[erlang-questions] Strings as Lists

Mon Feb 25 02:34:40 CET 2008

On 23 Feb 2008, at 9:22 am, Matt Kangas wrote:

> 1) Define a framework, have the framework know (and hide) the  
> appropriate terminating char-sequence
> 2) Let the user define a terminating char sequence. (Perl/PHP/ 
> Ruby's answer)
> 3) Have one terminating multi-line char sequence. (Python's answer)
> 4) Have one char-sequence, but permit its length to vary to allow  
> nesting, within reason. (Lua's answer)
>
> Richard, from your last post:
>
>> 	Literal_String = """
>> 	Here is `'"\$^some literal text with an embedded
>> 	but no trailing newline
>> 	""",
>> 	Another = ""!He said "Foo!" But that was not the end!!""
>
>
> That example falls into camp (2), user-defined terminating char, yes?

It's really closer to (1), or arguably to (4).
The framework says the opening and closing sequences are x y and y x
respectively, where x is 2 or more quotation marks and y is either
a newline or a printing character that is not a quotation mark.
The user only gets to chose how many quotation marks to use and which
non-quotation mark.  *ALL* strings still begin and end with a  
quotation mark.

It is important that there isn't any such animal as a user-defined
terminating CHARACTER but a user-selected terminating SEQUENCE.

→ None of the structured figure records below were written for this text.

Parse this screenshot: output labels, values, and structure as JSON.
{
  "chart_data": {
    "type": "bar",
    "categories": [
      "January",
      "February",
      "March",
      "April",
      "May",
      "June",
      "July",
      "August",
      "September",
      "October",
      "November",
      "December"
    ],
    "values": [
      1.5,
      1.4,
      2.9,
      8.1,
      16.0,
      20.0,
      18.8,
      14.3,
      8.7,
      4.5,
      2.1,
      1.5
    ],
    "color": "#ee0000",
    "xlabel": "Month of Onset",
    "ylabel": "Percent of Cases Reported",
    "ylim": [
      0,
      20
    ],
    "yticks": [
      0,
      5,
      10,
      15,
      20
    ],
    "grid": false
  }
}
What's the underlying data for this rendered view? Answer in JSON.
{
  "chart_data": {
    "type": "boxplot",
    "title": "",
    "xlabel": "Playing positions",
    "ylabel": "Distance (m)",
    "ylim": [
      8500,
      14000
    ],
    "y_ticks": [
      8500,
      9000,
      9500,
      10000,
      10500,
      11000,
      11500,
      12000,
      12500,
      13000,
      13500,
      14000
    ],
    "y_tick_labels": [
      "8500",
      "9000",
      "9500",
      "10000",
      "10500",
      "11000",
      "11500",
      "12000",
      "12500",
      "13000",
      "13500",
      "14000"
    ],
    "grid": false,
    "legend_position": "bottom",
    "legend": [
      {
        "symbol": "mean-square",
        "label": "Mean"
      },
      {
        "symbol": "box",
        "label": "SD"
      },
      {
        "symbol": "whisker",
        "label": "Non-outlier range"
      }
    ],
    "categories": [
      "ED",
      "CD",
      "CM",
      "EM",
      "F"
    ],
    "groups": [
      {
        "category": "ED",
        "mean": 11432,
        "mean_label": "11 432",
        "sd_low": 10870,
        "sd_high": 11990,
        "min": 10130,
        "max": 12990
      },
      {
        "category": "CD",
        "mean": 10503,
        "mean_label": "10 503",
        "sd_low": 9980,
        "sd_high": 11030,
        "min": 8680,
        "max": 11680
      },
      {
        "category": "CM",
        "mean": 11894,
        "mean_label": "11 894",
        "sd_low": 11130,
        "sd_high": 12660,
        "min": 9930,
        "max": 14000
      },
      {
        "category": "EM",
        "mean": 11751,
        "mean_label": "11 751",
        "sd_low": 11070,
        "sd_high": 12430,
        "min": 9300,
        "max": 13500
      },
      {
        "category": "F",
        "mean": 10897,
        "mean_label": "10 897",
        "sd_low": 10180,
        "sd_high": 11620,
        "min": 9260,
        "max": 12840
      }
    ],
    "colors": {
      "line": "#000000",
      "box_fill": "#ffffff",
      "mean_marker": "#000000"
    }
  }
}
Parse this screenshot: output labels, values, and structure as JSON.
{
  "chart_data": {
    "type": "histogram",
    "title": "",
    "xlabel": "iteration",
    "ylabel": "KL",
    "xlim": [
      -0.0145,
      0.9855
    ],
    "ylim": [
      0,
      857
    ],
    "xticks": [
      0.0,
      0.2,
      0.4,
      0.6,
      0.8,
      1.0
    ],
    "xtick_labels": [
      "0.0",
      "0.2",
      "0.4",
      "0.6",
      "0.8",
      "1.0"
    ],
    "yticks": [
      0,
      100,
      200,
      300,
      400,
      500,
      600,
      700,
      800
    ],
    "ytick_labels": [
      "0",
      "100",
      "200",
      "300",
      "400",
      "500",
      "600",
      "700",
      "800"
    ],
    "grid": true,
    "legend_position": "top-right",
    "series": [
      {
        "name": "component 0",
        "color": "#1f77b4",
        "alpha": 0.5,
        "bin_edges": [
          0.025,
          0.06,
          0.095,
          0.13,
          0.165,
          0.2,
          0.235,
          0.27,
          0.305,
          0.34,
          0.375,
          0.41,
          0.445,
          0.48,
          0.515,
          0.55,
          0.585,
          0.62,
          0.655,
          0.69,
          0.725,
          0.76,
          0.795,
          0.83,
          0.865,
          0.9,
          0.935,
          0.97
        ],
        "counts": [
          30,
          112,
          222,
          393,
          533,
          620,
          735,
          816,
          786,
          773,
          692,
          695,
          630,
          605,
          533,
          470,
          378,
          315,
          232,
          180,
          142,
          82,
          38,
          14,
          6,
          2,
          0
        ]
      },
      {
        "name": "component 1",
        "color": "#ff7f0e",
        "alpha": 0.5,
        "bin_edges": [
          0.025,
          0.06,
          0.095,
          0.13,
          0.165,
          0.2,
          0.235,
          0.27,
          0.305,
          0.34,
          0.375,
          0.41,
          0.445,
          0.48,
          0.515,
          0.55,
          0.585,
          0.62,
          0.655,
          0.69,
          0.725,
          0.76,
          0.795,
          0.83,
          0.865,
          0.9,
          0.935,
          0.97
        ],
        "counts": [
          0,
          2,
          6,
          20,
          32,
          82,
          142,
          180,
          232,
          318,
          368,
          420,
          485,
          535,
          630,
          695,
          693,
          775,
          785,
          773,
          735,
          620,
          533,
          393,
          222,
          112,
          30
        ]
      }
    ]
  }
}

> I suppose the motivation for (3) or (4) could be, perhaps, a desire  
> to make the string-enclosing syntax consistent, thus making it  
> easier to read unfamiliar code. The reader doesn't have to guess  
> (or look carefully for) what terminating-sequence the author chose.  
> (4) encourages consistency while still permitting nesting.

My suggestion also addresses this:  "funny" strings always begin and  
end with
multiple quotation marks, so anything without multiple quotation  
marks isn't a
"funny" string.
>
> Comparing (1) and (2), I believe the programmer who's writing the  
> code is best-positioned to decide what's an appropriate terminating  
> sequence.

I can't believe this.  My experience of using \verb|x| in LaTeX is that
time after time I've found myself choosing a delimiting character that
doesn't work.  Fond as I am of TeX, it has warts, and this is one of  
them.
What's even worse is that something that *did* work may cease to after
what looks like a small edit.

With my proposed literal string notation, and with several others, it  
would
be very straightforward to have an editor command literal-quote- 
region that
(a) determined the length of the longest run of quotation marks and
(b) always generated "..."| .... |"..." or, if | were frequent, or  
for any
     other reason, selected some other suitable character.
Combine this with literal-unquote-region, and one can easily
	- unquote the region
	- make an edit
	- requote it
and expect the result to work, whereas author-chosen terminators are  
less
likely to work.

> I think hiding the terminating sequence behind a name ("/xml", "/ 
> latex", "/url") is likely to cause bugs, or at least weird  
> compilation errors.

My proposal does *NOT* hide terminating sequences behind /xml or / 
latex or /url
or anything else.  Those things (mainly) name *ESCAPING* rules  
determining
what happens *after* the string has been read; they have nothing  
whatsoever to
do with deciding where the string *ends*.
>
> And.. we haven't discussed "raw" strings for regexes. Doh!

It's there.
>
> Joe's original proposal was:
>
>> ~n"...."   turn off quoting
>> ~r"...."    string is a regexp
>> ~x"..."    string is xml
>> ~x/FlunkyStuff ... FunkyStuff  (string is xml terminated by  
>> FunkyStuff)
>> ~myExpander/FunkyStuff .... FunckyStuff
>
> Richard, which parts of this seem especially troublesome, and which  
> are salvageable?

For one thing, ~n obviously cannot work; nor can anything which  
relies on
the termination sequence being a single character.  Actually, it doesn't
turn off quoting; it quotes really hard.  What it turns off is  
presumably
*escaping*.

For another, "n" is just too little a letter to bear a heavy freight of
meaning.  All of these single letter modifiers are just too Perlish, too
arcane, too obscure.  I often irritate my daughters by quoting one of
T.S.Eliot's "Casey" poems to them:  "You gotta use words when you  
talk to me."

While strings may be a *compact* notation for regular expressions,  
they are
often a grossly inconvenient one.  With hindsight, I realise that I  
have spent
more time desperately hacking away at regexp backslashes than I would  
have lost
by using some kind of S-expression-like format.  Stringy  
representations are
popular in C and AWK because they don't *have* any S-expression-like  
format,
but Erlang does.  Why stretch the syntax to breaking point just in  
order to
make it easier to do the wrong thing?

The same goes for ~x.  Last year I explained how easy it would be to mix
XML with Erlang syntax, and why this would be so much *better* than  
having
XML strings.  I don't want to have to go through all that again.   
Even without
that, an S-expression-like form (such as I use when hacking XML in  
Scheme) is
unutterably more convenient in almost every way than a string-like form.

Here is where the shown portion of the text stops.